The tili item shall have associated properties that are implicitly assigned to each tile. E.g. a tili image with tile_compression_type=hvc1 shall have an associated hvcC box that describes the coded stream of each tile.

The ispe item associated with the tili defines the total of the tili image, not the size of a tile. If this total image size is not an integer multiple of the tile size, the image data of the tiles at the right and bottom border is cropped to the total image size.

Decoding of a single tile shall be done equivalently to the following steps:

  • create a virtual image item of type tile_compression_type
  • assign an ispe item property of size (tile_width, tile_height) to the virtual image item
  • assign the mandatory item properties for an image item of type tile_compression_type from the tili item to the virtual image item
  • decode the virtual image item

Notes

  • Even though the compressed tile data logically follows continuously after the metadata, we can still write the data interleaved into the file (e.g. intermixed with other tili resolution layers) by employing iloc extents.
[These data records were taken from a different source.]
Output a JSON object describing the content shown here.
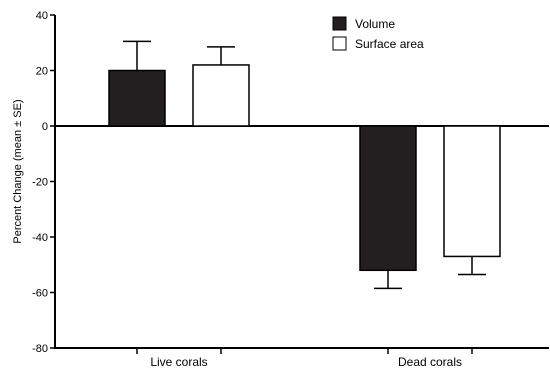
{
  "chart_data": {
    "type": "bar",
    "categories": [
      "Live corals",
      "Dead corals"
    ],
    "series": [
      {
        "name": "Volume",
        "color": "#231f20",
        "values": [
          20,
          -52
        ],
        "errors": [
          10.5,
          6.5
        ]
      },
      {
        "name": "Surface area",
        "color": "#ffffff",
        "values": [
          22,
          -47
        ],
        "errors": [
          6.5,
          6.5
        ]
      }
    ],
    "ylabel": "Percent Change (mean ± SE)",
    "xlabel": "",
    "title": "",
    "ylim": [
      -80,
      40
    ],
    "yticks": [
      40,
      20,
      0,
      -20,
      -40,
      -60,
      -80
    ],
    "legend_position": "top-right",
    "grid": false
  }
}
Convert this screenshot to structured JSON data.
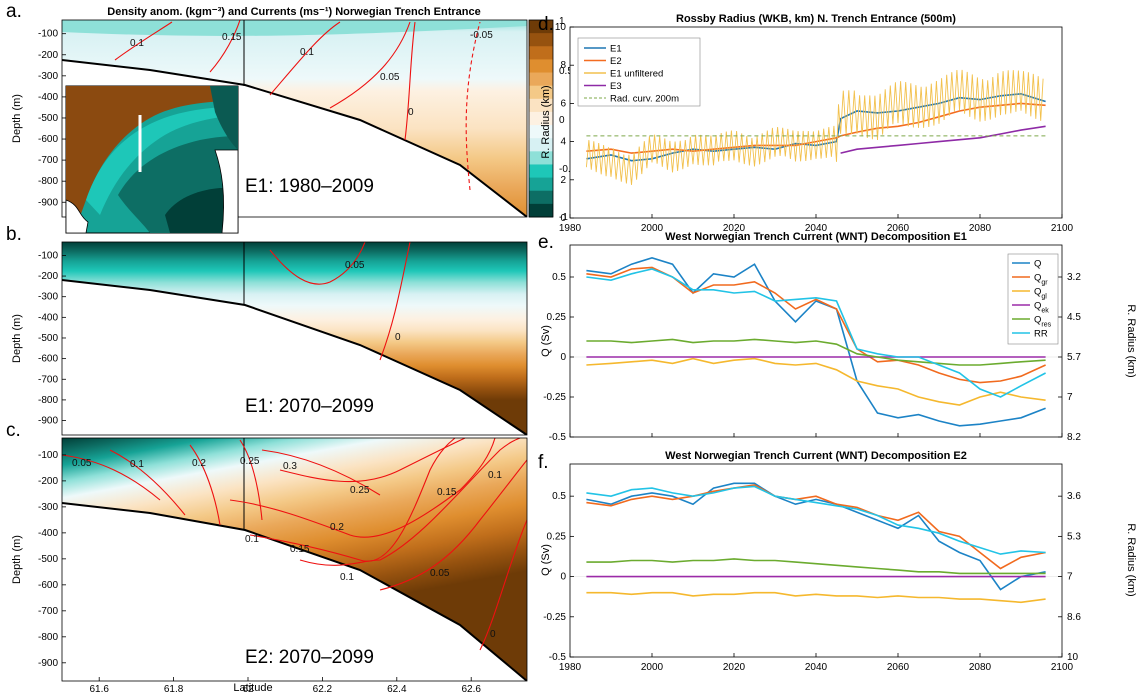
{
  "colors": {
    "scale": [
      "#013f38",
      "#0d6e64",
      "#16a396",
      "#1ec7b8",
      "#8ee0d8",
      "#d7f1f3",
      "#eef9fa",
      "#fdf1e2",
      "#fbe3c2",
      "#f4c987",
      "#eaa85a",
      "#df8e2f",
      "#c06e1b",
      "#96520f",
      "#6e3b07"
    ],
    "contour": "#e11",
    "line_E1": "#1f77b4",
    "line_E2": "#f36c21",
    "line_E1u": "#f2c14e",
    "line_E3": "#8e2aa6",
    "line_rad": "#7da84a",
    "Q": "#1c83c6",
    "Qgr": "#f16a1e",
    "Qgl": "#f5b82e",
    "Qek": "#9b2ba8",
    "Qres": "#6bab2f",
    "RR": "#22c3e6"
  },
  "panels": {
    "a": {
      "label": "a.",
      "title": "Density anom. (kgm⁻³) and Currents (ms⁻¹) Norwegian Trench Entrance",
      "caption": "E1: 1980–2009"
    },
    "b": {
      "label": "b.",
      "caption": "E1: 2070–2099"
    },
    "c": {
      "label": "c.",
      "caption": "E2: 2070–2099"
    },
    "d": {
      "label": "d.",
      "title": "Rossby Radius (WKB, km) N. Trench Entrance (500m)"
    },
    "e": {
      "label": "e.",
      "title": "West Norwegian Trench Current (WNT) Decomposition E1"
    },
    "f": {
      "label": "f.",
      "title": "West Norwegian Trench Current (WNT) Decomposition E2"
    }
  },
  "section_axes": {
    "ylabel": "Depth (m)",
    "xlabel": "Latitude",
    "yticks": [
      "-100",
      "-200",
      "-300",
      "-400",
      "-500",
      "-600",
      "-700",
      "-800",
      "-900"
    ],
    "xticks": [
      "61.6",
      "61.8",
      "62",
      "62.2",
      "62.4",
      "62.6"
    ],
    "colorbar_ticks": [
      "1",
      "0.5",
      "0",
      "-0.5",
      "-1"
    ]
  },
  "contour_labels": {
    "a": [
      "0.1",
      "0.15",
      "0.1",
      "0.05",
      "0",
      "-0.05"
    ],
    "b": [
      "0.05",
      "0"
    ],
    "c": [
      "0.05",
      "0.1",
      "0.2",
      "0.25",
      "0.3",
      "0.25",
      "0.15",
      "0.1",
      "0.2",
      "0.15",
      "0.1",
      "0.1",
      "0.05",
      "0"
    ]
  },
  "chart_data": [
    {
      "type": "line",
      "panel": "d",
      "title": "Rossby Radius (WKB, km) N. Trench Entrance (500m)",
      "ylabel": "R. Radius (km)",
      "xlim": [
        1980,
        2100
      ],
      "ylim": [
        0,
        10
      ],
      "xticks": [
        "1980",
        "2000",
        "2020",
        "2040",
        "2060",
        "2080",
        "2100"
      ],
      "yticks": [
        "0",
        "2",
        "4",
        "6",
        "8",
        "10"
      ],
      "x": [
        1984,
        1990,
        1995,
        2000,
        2005,
        2010,
        2015,
        2020,
        2025,
        2030,
        2035,
        2040,
        2045,
        2046,
        2050,
        2055,
        2060,
        2065,
        2070,
        2075,
        2080,
        2085,
        2090,
        2096
      ],
      "series": [
        {
          "name": "E1",
          "values": [
            3.1,
            3.3,
            3.0,
            3.1,
            3.4,
            3.6,
            3.5,
            3.6,
            3.7,
            3.6,
            3.9,
            3.8,
            4.0,
            5.2,
            5.6,
            5.5,
            5.6,
            5.8,
            6.0,
            6.3,
            6.2,
            6.4,
            6.5,
            6.1
          ]
        },
        {
          "name": "E2",
          "values": [
            3.5,
            3.6,
            3.4,
            3.5,
            3.6,
            3.5,
            3.6,
            3.7,
            3.8,
            3.8,
            3.8,
            4.0,
            4.2,
            4.3,
            4.5,
            4.7,
            4.8,
            5.0,
            5.3,
            5.6,
            5.8,
            5.9,
            6.0,
            5.9
          ]
        },
        {
          "name": "E1 unfiltered",
          "values": [
            3.2,
            3.0,
            2.6,
            3.5,
            3.2,
            3.7,
            3.4,
            3.8,
            3.6,
            3.9,
            3.7,
            4.0,
            4.0,
            5.4,
            5.7,
            5.2,
            5.9,
            6.0,
            6.1,
            6.5,
            6.3,
            6.6,
            6.4,
            6.3
          ]
        },
        {
          "name": "E3",
          "values": [
            null,
            null,
            null,
            null,
            null,
            null,
            null,
            null,
            null,
            null,
            null,
            null,
            null,
            3.4,
            3.6,
            3.7,
            3.8,
            3.9,
            4.0,
            4.1,
            4.2,
            4.4,
            4.6,
            4.8
          ]
        },
        {
          "name": "Rad. curv. 200m",
          "values": [
            4.3,
            4.3,
            4.3,
            4.3,
            4.3,
            4.3,
            4.3,
            4.3,
            4.3,
            4.3,
            4.3,
            4.3,
            4.3,
            4.3,
            4.3,
            4.3,
            4.3,
            4.3,
            4.3,
            4.3,
            4.3,
            4.3,
            4.3,
            4.3
          ]
        }
      ]
    },
    {
      "type": "line",
      "panel": "e",
      "title": "West Norwegian Trench Current (WNT) Decomposition E1",
      "ylabel": "Q (Sv)",
      "y2label": "R. Radius (km)",
      "xlim": [
        1980,
        2100
      ],
      "ylim": [
        -0.5,
        0.7
      ],
      "yticks": [
        "0.5",
        "0.25",
        "0",
        "-0.25",
        "-0.5"
      ],
      "y2ticks": [
        "3.2",
        "4.5",
        "5.7",
        "7",
        "8.2"
      ],
      "x": [
        1984,
        1990,
        1995,
        2000,
        2005,
        2010,
        2015,
        2020,
        2025,
        2030,
        2035,
        2040,
        2045,
        2050,
        2055,
        2060,
        2065,
        2070,
        2075,
        2080,
        2085,
        2090,
        2096
      ],
      "series": [
        {
          "name": "Q",
          "values": [
            0.54,
            0.52,
            0.58,
            0.62,
            0.58,
            0.4,
            0.52,
            0.5,
            0.58,
            0.35,
            0.22,
            0.35,
            0.3,
            -0.15,
            -0.35,
            -0.38,
            -0.36,
            -0.4,
            -0.43,
            -0.42,
            -0.4,
            -0.38,
            -0.32
          ]
        },
        {
          "name": "Q_gr",
          "values": [
            0.52,
            0.5,
            0.55,
            0.56,
            0.5,
            0.4,
            0.45,
            0.45,
            0.47,
            0.4,
            0.3,
            0.36,
            0.3,
            0.05,
            -0.03,
            -0.02,
            -0.05,
            -0.1,
            -0.14,
            -0.16,
            -0.15,
            -0.12,
            -0.05
          ]
        },
        {
          "name": "Q_gl",
          "values": [
            -0.05,
            -0.04,
            -0.03,
            -0.02,
            -0.04,
            -0.01,
            -0.04,
            -0.02,
            -0.01,
            -0.04,
            -0.05,
            -0.04,
            -0.08,
            -0.15,
            -0.18,
            -0.2,
            -0.25,
            -0.28,
            -0.3,
            -0.25,
            -0.22,
            -0.25,
            -0.27
          ]
        },
        {
          "name": "Q_ek",
          "values": [
            0,
            0,
            0,
            0,
            0,
            0,
            0,
            0,
            0,
            0,
            0,
            0,
            0,
            0,
            0,
            0,
            0,
            0,
            0,
            0,
            0,
            0,
            0
          ]
        },
        {
          "name": "Q_res",
          "values": [
            0.1,
            0.1,
            0.09,
            0.1,
            0.11,
            0.09,
            0.1,
            0.1,
            0.11,
            0.1,
            0.09,
            0.1,
            0.08,
            0.02,
            0.0,
            -0.02,
            -0.03,
            -0.04,
            -0.05,
            -0.05,
            -0.04,
            -0.03,
            -0.02
          ]
        },
        {
          "name": "RR",
          "values": [
            0.5,
            0.48,
            0.52,
            0.55,
            0.5,
            0.42,
            0.42,
            0.4,
            0.41,
            0.35,
            0.36,
            0.37,
            0.35,
            0.05,
            0.02,
            0.0,
            0.0,
            -0.05,
            -0.1,
            -0.2,
            -0.25,
            -0.18,
            -0.1
          ]
        }
      ]
    },
    {
      "type": "line",
      "panel": "f",
      "title": "West Norwegian Trench Current (WNT) Decomposition E2",
      "ylabel": "Q (Sv)",
      "y2label": "R. Radius (km)",
      "xlim": [
        1980,
        2100
      ],
      "ylim": [
        -0.5,
        0.7
      ],
      "xticks": [
        "1980",
        "2000",
        "2020",
        "2040",
        "2060",
        "2080",
        "2100"
      ],
      "yticks": [
        "0.5",
        "0.25",
        "0",
        "-0.25",
        "-0.5"
      ],
      "y2ticks": [
        "3.6",
        "5.3",
        "7",
        "8.6",
        "10"
      ],
      "x": [
        1984,
        1990,
        1995,
        2000,
        2005,
        2010,
        2015,
        2020,
        2025,
        2030,
        2035,
        2040,
        2045,
        2050,
        2055,
        2060,
        2065,
        2070,
        2075,
        2080,
        2085,
        2090,
        2096
      ],
      "series": [
        {
          "name": "Q",
          "values": [
            0.48,
            0.45,
            0.5,
            0.52,
            0.5,
            0.45,
            0.55,
            0.58,
            0.58,
            0.5,
            0.45,
            0.48,
            0.45,
            0.4,
            0.35,
            0.3,
            0.38,
            0.22,
            0.15,
            0.1,
            -0.08,
            0.0,
            0.03
          ]
        },
        {
          "name": "Q_gr",
          "values": [
            0.46,
            0.44,
            0.48,
            0.5,
            0.48,
            0.5,
            0.53,
            0.55,
            0.57,
            0.5,
            0.48,
            0.5,
            0.45,
            0.43,
            0.38,
            0.35,
            0.4,
            0.28,
            0.25,
            0.15,
            0.05,
            0.12,
            0.15
          ]
        },
        {
          "name": "Q_gl",
          "values": [
            -0.1,
            -0.1,
            -0.11,
            -0.1,
            -0.1,
            -0.12,
            -0.11,
            -0.11,
            -0.1,
            -0.1,
            -0.12,
            -0.11,
            -0.12,
            -0.12,
            -0.13,
            -0.12,
            -0.13,
            -0.13,
            -0.14,
            -0.14,
            -0.15,
            -0.16,
            -0.14
          ]
        },
        {
          "name": "Q_ek",
          "values": [
            0,
            0,
            0,
            0,
            0,
            0,
            0,
            0,
            0,
            0,
            0,
            0,
            0,
            0,
            0,
            0,
            0,
            0,
            0,
            0,
            0,
            0,
            0
          ]
        },
        {
          "name": "Q_res",
          "values": [
            0.09,
            0.09,
            0.1,
            0.1,
            0.09,
            0.1,
            0.1,
            0.11,
            0.1,
            0.1,
            0.09,
            0.08,
            0.07,
            0.06,
            0.05,
            0.04,
            0.03,
            0.03,
            0.02,
            0.02,
            0.02,
            0.02,
            0.02
          ]
        },
        {
          "name": "RR",
          "values": [
            0.52,
            0.5,
            0.54,
            0.55,
            0.52,
            0.5,
            0.52,
            0.55,
            0.56,
            0.5,
            0.48,
            0.46,
            0.44,
            0.42,
            0.38,
            0.32,
            0.3,
            0.27,
            0.22,
            0.18,
            0.14,
            0.16,
            0.15
          ]
        }
      ]
    }
  ]
}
  • The four different offset pointer sizes correspond to these maximum tili image file sizes:

    pointer length maximum compressed image size
    32 bit 4 GB
    40 bit 1 TB
    48 bit 256 TB
    64 bit 16 EB
  • The four different tile size field lengths correspond to these maximum compressed tile sizes:

    size field length maximum tile size
    0 depending on pointer length
    24 bit 16 MB
    32 bit 4 GB
    64 bit 16 EB

Example of a 3D volume time series (2 extra dimensions 'z' and 't'): multidim

Tiles are indexed by [t][z][y][x]. The number in each tile denotes the sequence order in the offset table. Example: tile [1][1][1][0] is stored as entry 14.

File structure

Simple file with single tili image

file1

File with two interleaved tili images

file2

tili, grid, and unci coexistence

When building a multi-resolution pymd pyramid, different image types can be used for each layer. For example, it would be possible to use grid images for the lower resolution layers so that these can be read with software that does not understand tili image types. Software support for tili is only needed for the high-resolution layers.

pyramid